For most of the 21st Century, Nevada has worked to try and conserve sage grouse habitat, in part to prevent its listing.
Among the dangers facing the grouse is the conversion of its preferred sagebrush habitat to piñon pine and juniper.
Fires that eliminate habitat and isolate populations are one of the key threats to the bird.
The wildlife service issued a proposed rule to list the bi-state sage grouse in October 2013.
In June 2014, the government closed public comment with a half dozen letters of commitment that would provide $45 million to help improve grouse habitat and a report that the bird’s population was stable.
The study prepared by the U.S. Geological Survey and the Bureau of Land Management indicated that the population was stable and that efforts were being made to improve the bird’s habitat. In response the proposal to list the bi-state grouse as endangered was withdrawn.

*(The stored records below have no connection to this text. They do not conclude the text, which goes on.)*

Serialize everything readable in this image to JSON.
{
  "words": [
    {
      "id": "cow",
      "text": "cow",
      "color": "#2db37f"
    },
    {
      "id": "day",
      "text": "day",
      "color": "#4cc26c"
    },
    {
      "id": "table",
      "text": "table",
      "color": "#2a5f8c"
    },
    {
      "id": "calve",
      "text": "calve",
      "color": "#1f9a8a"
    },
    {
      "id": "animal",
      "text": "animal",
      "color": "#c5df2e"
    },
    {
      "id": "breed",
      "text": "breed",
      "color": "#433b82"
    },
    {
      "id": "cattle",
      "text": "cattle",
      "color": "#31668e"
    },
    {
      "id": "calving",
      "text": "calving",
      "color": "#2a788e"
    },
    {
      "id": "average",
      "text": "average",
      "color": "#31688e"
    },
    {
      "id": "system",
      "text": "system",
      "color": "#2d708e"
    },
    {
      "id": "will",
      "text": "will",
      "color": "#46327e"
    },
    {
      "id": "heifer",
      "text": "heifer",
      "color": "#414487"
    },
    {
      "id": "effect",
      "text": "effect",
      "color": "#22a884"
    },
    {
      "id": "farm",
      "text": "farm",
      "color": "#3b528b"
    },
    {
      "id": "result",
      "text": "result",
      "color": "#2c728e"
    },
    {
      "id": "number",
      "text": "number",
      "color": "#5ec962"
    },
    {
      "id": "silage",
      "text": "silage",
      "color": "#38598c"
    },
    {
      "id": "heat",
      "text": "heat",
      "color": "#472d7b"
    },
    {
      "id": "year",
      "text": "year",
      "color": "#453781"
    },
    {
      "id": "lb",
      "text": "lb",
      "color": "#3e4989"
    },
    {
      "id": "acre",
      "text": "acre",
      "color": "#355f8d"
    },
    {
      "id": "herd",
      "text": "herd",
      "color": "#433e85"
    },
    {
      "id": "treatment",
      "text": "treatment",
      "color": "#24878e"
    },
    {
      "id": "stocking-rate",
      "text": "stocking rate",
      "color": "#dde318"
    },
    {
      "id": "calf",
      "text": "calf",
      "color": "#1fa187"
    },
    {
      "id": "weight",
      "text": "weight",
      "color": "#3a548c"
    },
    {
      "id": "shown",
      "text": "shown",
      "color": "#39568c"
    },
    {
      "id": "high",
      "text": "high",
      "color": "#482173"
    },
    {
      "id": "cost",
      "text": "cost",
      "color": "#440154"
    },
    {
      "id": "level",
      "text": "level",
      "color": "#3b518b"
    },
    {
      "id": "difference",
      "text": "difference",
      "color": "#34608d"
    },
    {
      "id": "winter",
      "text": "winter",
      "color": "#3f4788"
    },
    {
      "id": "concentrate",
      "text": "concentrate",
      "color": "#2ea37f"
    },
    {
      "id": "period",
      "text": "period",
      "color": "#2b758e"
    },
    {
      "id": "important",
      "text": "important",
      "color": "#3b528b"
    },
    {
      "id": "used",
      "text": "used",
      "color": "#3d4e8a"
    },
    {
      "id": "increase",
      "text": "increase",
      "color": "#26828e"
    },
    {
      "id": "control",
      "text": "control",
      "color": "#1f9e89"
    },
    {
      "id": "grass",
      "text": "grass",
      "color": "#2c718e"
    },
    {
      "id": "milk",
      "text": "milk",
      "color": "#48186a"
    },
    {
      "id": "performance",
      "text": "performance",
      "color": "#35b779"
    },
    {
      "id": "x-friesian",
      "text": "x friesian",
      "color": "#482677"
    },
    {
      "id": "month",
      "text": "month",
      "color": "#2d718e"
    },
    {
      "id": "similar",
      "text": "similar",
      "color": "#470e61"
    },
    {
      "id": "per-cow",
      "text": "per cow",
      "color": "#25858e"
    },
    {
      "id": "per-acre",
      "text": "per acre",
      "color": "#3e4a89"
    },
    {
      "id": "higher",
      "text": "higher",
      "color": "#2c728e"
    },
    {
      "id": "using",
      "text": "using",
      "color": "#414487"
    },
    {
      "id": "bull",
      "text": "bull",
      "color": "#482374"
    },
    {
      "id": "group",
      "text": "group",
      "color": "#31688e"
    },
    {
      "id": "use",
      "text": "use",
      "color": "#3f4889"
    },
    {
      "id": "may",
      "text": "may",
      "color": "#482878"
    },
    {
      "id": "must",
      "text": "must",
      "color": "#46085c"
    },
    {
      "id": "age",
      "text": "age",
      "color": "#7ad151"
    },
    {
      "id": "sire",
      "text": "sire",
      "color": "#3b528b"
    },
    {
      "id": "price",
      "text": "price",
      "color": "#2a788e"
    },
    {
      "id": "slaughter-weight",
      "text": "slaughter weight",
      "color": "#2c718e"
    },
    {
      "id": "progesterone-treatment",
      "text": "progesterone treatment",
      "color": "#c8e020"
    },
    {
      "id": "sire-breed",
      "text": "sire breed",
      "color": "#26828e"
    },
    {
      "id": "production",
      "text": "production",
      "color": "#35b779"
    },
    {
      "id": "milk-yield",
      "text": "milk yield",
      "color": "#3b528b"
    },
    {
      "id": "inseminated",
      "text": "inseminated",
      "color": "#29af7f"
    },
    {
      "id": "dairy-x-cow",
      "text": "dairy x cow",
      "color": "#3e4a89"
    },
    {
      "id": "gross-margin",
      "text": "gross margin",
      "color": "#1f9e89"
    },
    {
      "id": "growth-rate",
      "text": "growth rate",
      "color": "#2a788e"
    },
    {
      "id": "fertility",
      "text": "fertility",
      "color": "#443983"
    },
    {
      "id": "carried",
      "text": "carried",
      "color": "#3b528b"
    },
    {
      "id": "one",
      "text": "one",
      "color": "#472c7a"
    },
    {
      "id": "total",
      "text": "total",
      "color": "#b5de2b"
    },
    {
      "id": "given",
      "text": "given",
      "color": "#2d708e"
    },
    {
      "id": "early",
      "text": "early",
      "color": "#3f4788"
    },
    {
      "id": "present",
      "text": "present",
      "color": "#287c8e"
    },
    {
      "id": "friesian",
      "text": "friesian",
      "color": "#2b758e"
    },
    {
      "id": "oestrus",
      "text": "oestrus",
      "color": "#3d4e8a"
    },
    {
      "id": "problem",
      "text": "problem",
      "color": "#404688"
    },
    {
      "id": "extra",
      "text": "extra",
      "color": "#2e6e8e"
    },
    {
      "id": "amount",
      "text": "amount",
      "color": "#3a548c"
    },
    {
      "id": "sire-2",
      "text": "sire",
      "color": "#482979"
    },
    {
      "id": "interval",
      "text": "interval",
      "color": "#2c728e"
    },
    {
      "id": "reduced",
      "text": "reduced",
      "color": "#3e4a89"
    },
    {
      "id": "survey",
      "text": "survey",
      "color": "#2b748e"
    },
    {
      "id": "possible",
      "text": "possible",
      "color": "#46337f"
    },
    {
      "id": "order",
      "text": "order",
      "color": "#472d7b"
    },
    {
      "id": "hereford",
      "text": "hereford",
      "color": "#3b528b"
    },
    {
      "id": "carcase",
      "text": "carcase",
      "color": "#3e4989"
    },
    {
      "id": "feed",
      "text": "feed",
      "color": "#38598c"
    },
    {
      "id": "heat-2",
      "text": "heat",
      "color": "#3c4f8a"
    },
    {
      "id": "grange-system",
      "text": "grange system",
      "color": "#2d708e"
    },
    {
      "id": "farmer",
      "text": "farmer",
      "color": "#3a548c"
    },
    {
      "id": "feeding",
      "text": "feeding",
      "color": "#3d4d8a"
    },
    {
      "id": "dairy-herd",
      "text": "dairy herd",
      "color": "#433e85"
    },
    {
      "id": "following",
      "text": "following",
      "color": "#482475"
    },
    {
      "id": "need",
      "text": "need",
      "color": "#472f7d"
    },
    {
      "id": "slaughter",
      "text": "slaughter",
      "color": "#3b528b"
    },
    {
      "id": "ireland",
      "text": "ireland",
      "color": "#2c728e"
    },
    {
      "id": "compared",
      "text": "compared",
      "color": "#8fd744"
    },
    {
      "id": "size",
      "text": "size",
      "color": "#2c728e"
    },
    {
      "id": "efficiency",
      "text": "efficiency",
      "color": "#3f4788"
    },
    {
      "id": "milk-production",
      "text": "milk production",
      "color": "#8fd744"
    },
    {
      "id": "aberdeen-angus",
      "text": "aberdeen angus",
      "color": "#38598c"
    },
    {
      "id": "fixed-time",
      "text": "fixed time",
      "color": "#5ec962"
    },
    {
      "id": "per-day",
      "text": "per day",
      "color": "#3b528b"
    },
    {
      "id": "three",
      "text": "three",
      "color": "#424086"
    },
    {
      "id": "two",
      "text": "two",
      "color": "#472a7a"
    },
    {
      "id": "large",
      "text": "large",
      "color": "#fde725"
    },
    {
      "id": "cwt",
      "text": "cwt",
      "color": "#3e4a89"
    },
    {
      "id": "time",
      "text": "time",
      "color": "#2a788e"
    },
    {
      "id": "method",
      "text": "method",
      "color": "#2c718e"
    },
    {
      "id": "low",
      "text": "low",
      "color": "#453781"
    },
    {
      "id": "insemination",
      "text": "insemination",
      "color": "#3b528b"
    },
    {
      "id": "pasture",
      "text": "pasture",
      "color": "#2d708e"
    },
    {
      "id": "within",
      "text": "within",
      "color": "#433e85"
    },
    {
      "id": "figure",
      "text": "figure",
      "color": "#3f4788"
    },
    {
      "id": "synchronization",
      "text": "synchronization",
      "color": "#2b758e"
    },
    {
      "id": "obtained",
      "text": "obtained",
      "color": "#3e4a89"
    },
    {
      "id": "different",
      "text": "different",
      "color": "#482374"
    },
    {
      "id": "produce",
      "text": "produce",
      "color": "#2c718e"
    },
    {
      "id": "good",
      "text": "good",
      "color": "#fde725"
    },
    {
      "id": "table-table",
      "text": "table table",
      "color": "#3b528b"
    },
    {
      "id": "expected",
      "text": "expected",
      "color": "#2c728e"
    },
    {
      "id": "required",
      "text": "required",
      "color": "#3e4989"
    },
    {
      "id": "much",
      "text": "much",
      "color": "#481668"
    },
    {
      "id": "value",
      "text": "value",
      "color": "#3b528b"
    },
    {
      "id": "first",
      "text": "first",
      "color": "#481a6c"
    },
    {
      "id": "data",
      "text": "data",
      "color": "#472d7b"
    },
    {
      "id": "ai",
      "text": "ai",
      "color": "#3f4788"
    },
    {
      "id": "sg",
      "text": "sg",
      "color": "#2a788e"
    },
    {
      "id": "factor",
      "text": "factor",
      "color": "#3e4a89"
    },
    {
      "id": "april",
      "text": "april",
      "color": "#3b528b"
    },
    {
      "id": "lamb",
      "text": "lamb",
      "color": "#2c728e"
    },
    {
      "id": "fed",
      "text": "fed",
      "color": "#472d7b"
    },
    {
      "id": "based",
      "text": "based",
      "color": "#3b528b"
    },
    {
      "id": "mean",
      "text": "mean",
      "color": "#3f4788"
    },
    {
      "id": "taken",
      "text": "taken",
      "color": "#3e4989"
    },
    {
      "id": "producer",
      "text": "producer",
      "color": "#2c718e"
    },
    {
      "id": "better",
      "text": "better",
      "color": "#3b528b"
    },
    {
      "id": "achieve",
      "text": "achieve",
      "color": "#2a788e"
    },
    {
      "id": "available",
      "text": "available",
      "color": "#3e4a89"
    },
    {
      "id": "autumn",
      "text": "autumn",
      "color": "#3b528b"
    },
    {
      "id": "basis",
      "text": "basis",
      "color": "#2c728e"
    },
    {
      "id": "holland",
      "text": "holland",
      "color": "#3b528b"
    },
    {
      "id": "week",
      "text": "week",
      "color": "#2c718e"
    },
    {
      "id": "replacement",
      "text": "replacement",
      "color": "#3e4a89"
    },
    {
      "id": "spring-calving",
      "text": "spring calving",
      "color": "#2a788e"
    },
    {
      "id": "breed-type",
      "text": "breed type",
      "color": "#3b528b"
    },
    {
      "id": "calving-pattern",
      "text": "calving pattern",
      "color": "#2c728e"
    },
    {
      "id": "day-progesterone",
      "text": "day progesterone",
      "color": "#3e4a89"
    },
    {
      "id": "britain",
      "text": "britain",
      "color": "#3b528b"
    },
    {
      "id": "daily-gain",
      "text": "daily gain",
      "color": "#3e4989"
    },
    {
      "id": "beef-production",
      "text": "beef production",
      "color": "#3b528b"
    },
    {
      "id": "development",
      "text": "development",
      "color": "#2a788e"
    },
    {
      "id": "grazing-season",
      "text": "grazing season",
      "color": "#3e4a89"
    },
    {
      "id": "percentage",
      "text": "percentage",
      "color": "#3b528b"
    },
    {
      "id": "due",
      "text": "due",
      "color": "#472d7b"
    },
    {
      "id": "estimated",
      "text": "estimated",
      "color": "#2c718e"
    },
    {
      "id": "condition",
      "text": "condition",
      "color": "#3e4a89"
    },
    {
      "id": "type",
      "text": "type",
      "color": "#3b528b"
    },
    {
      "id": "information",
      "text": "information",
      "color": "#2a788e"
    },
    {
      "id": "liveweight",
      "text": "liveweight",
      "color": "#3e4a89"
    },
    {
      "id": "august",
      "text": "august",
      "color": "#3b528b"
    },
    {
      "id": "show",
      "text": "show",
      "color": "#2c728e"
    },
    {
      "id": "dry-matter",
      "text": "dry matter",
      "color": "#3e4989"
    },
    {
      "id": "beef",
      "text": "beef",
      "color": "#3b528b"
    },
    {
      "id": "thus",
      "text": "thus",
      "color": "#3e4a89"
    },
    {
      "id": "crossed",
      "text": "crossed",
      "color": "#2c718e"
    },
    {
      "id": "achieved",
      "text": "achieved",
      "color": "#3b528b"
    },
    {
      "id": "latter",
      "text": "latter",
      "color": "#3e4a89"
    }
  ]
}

Opponents claimed the withdrawal failed to adhere to best available science and the service unlawfully defined range as the area inhabited by the bird at time of listing, instead of its historical range.
The also said that concluding a species inhabiting less than half of its original habitat could afford to lose three of its six remaining populations and not be at risk of extinction.
In questioning the study, which predicted positive growth in the Pine Nuts population unit, the plaintiffs pointed out that of the 10 leks observed in 2013, non had a male strutting, which only one had a male strutting in 2014.
Even in its notice of withdrawal, the service said it was treating results for the Pine Nut population with caution.
The study’s authors also had no data from two of the geographically largest population units.